Answer:
3.57 mg
Step-by-step explanation:
The following data were obtained from the question:
Half life (t½) = 12.3 years
Original amount (N₀) = 57.0 mg
Time (t) = 49.2 years
Amount remaining (N) =?
Next, we shall determine the rate of disintegration.

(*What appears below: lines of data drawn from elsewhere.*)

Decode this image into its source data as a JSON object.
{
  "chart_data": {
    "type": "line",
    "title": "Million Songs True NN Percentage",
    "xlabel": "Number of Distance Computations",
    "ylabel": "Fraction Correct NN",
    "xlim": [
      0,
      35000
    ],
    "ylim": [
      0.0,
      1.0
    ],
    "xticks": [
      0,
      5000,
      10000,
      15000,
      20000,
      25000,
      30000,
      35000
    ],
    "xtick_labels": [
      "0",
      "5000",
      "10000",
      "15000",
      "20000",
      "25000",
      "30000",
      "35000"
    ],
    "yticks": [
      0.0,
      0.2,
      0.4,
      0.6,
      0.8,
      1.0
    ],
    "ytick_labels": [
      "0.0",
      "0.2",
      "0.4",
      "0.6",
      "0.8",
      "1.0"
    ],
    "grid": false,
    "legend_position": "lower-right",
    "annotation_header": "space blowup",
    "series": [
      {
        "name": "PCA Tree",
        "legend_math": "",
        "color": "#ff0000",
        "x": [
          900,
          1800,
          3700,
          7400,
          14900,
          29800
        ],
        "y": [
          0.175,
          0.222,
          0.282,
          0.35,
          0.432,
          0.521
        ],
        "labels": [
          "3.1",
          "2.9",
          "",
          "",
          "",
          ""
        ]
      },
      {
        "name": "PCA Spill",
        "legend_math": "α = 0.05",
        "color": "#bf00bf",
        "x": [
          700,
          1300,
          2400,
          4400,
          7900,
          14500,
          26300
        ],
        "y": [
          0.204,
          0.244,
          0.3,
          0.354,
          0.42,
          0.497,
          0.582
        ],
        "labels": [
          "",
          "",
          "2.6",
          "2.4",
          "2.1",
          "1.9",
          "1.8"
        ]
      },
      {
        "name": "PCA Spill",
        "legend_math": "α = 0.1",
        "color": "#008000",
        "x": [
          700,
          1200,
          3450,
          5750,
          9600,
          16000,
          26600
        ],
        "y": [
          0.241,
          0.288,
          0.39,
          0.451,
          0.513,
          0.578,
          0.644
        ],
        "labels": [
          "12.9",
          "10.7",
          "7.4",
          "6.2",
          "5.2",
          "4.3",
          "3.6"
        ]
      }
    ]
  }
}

This can be obtained as follow:
Half life (t½) = 12.3 years
Decay constant (K) =.?
K = 0.693 / t½
K = 0.693 / 12.3
K = 0.0563 /year
Finally, we shall determine the amount remaining after 49.2 years as shown below:
Original amount (N₀) = 57.0 mg
Time (t) = 49.2 years
Decay constant (K) = 0.0563 /year
Amount remaining (N) =?
Log (N₀/N) = kt / 2.303
Log (57/N) = (0.0563 × 49.2) / 2.303
Log (57/N) = 2.76996 / 2.303
Log (57/N) = 1.2028
Take the anti log of 1.2028
(57/N) = anti log (1.2028)
57/N = 15.95
Cross multiply
57 = N × 15.95
Divide both side by 15.95
N = 57 / 15.95
N = 3.57 mg
Thus, 3.57 mg of the nuclide will be remaining after 49.2 years.